3. Results and discussion
To exemplify, the mean spectra (Mean Value and Standard Deviation) of 25 cartilage spectra and 25 bone-spectra of animal #1 are shown in Fig. 2 . Spectral analysis of the other animals yielded similar results. To exemplify, the most prominent peaks existing in the spectra of both tissue samples were used to show the standard deviation of all of the 50 spot-measurements (5 Spectra x5 Spots x 2 Tissues) of animal #1 (Fig. 2). The elements and a molecule with prominent emissions common to both tissue types, found under the measurement conditions of this study, were Ca, Na, K and CN (Fig. 2). Already, a difference in wavelength-associated intensity values between bone and cartilage tissue can be observed.

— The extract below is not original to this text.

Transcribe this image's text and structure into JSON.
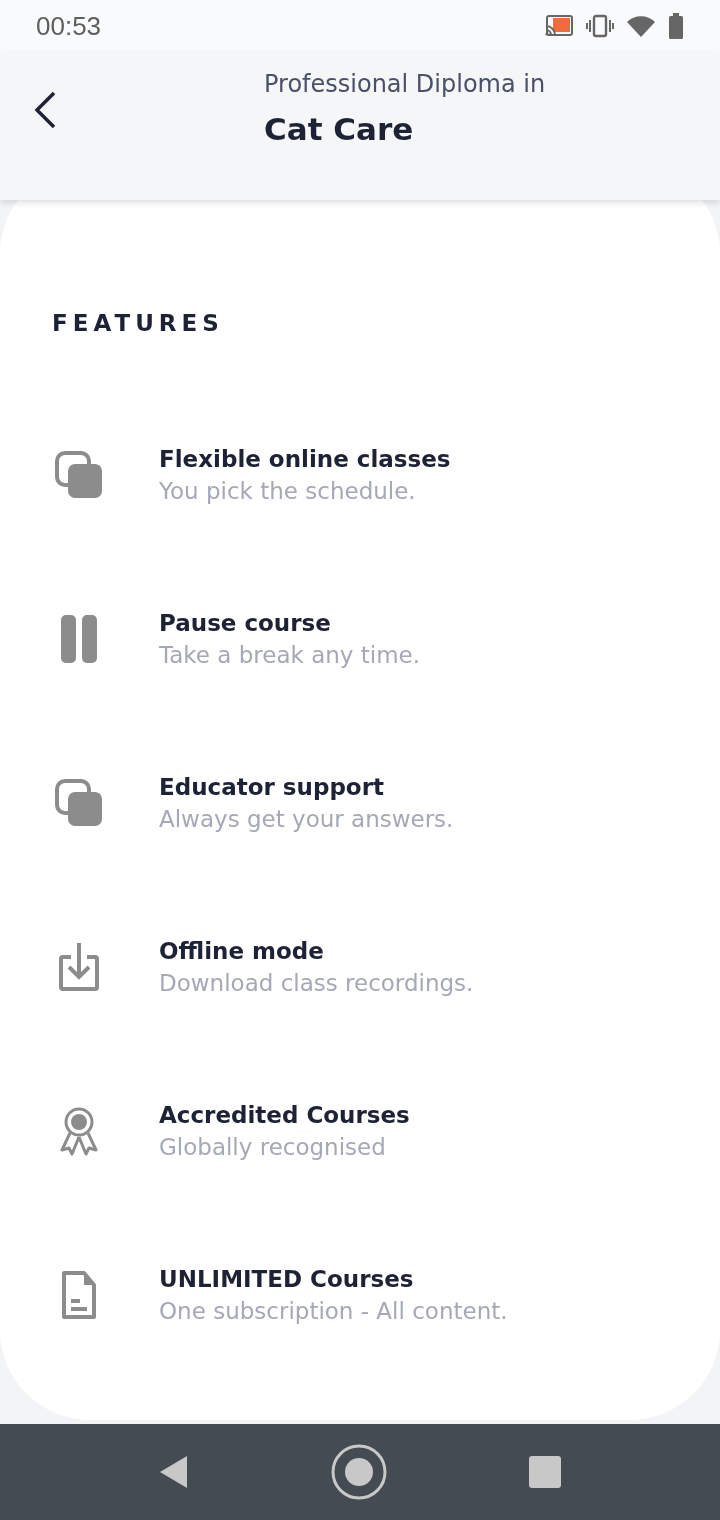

The LIBS spectra of cortical bone exhibit more prominent atomic spectral lines than those of cartilage. This may be owed to the higher concentration of the elements in bone than in cartilage [38]. LIBS measurements of the two different tissues yielded similar tissue specific results in all of the investigated animals. Similar spectral features within tissues of one class but different features between classes were successfully demonstrated. This indicates that the concentration of the elements responsible for the emissions at the monitored peaks is different in the two classes of tissues.

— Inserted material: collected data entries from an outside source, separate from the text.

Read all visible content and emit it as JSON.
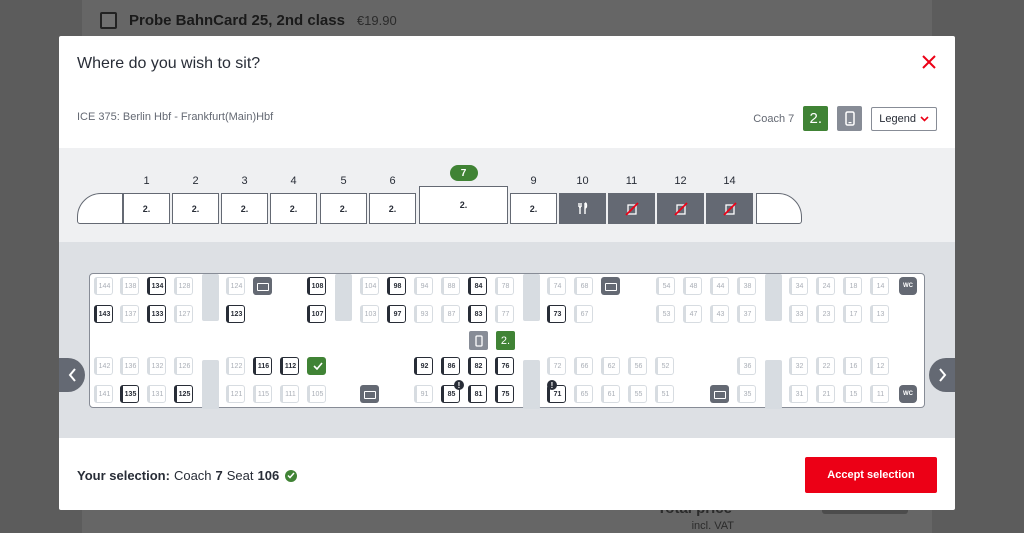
{
  "background": {
    "option_title": "Probe BahnCard 25, 2nd class",
    "option_price": "€19.90",
    "total_label": "Total price",
    "total_sub": "incl. VAT"
  },
  "modal": {
    "title": "Where do you wish to sit?",
    "route": "ICE 375: Berlin Hbf - Frankfurt(Main)Hbf",
    "coach_label": "Coach 7",
    "class_badge": "2.",
    "legend_label": "Legend"
  },
  "train": {
    "active_coach": "7",
    "coaches": [
      {
        "num": "1",
        "label": "2.",
        "kind": "class"
      },
      {
        "num": "2",
        "label": "2.",
        "kind": "class"
      },
      {
        "num": "3",
        "label": "2.",
        "kind": "class"
      },
      {
        "num": "4",
        "label": "2.",
        "kind": "class"
      },
      {
        "num": "5",
        "label": "2.",
        "kind": "class"
      },
      {
        "num": "6",
        "label": "2.",
        "kind": "class"
      },
      {
        "num": "7",
        "label": "2.",
        "kind": "active"
      },
      {
        "num": "9",
        "label": "2.",
        "kind": "class"
      },
      {
        "num": "10",
        "label": "",
        "kind": "restaurant"
      },
      {
        "num": "11",
        "label": "",
        "kind": "1st"
      },
      {
        "num": "12",
        "label": "",
        "kind": "1st"
      },
      {
        "num": "14",
        "label": "",
        "kind": "1st"
      }
    ]
  },
  "seatmap": {
    "row1": [
      "144",
      "138",
      "134",
      "128",
      "124",
      "108",
      "104",
      "98",
      "94",
      "88",
      "84",
      "78",
      "74",
      "68",
      "54",
      "48",
      "44",
      "38",
      "34",
      "24",
      "18",
      "14"
    ],
    "row2": [
      "143",
      "137",
      "133",
      "127",
      "123",
      "107",
      "103",
      "97",
      "93",
      "87",
      "83",
      "77",
      "73",
      "67",
      "53",
      "47",
      "43",
      "37",
      "33",
      "23",
      "17",
      "13"
    ],
    "row3": [
      "142",
      "136",
      "132",
      "126",
      "122",
      "116",
      "112",
      "92",
      "86",
      "82",
      "76",
      "72",
      "66",
      "62",
      "56",
      "52",
      "36",
      "32",
      "22",
      "16",
      "12"
    ],
    "row4": [
      "141",
      "135",
      "131",
      "125",
      "121",
      "115",
      "111",
      "105",
      "91",
      "85",
      "81",
      "75",
      "71",
      "65",
      "61",
      "55",
      "51",
      "35",
      "31",
      "21",
      "15",
      "11"
    ],
    "free": [
      "134",
      "143",
      "133",
      "108",
      "107",
      "123",
      "98",
      "97",
      "84",
      "83",
      "73",
      "116",
      "112",
      "92",
      "86",
      "82",
      "76",
      "135",
      "125",
      "85",
      "81",
      "75",
      "71"
    ],
    "selected_seat": "106",
    "wc_label": "WC",
    "map_class": "2."
  },
  "footer": {
    "selection_prefix": "Your selection:",
    "coach_word": "Coach",
    "coach_value": "7",
    "seat_word": "Seat",
    "seat_value": "106",
    "accept_label": "Accept selection"
  },
  "colors": {
    "accent_red": "#ec0016",
    "class_green": "#408335",
    "seat_grey": "#646973"
  }
}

When comparing the LIBS spectra of cortical bone and cartilage, the spectra collected from the bone samples were observed to have much more prominent atomic spectral lines under the conditions of the experiments. This may result from the higher number of excited atoms due to the higher density of cortical bone [33, 39]. Based on the results obtained, three approaches may be taken to perform the differentiation: based on unique emission lines in the spectrum of cortical bone; based on the ratio values calculated from the intensity level of the atomic spectral lines that are common to both tissue types; or based on statistical analysis techniques. However, the use of unique emission lines can be an unstable approach when higher excitation energies are used. Higher excitation energies may provide spectra with common emission lines differing only in intensity levels as the qualitative elemental composition of the two tissues is similar. Calculation of the ratio values among the emission lines and statistical analysis techniques were attempted to differentiate between both tissue types.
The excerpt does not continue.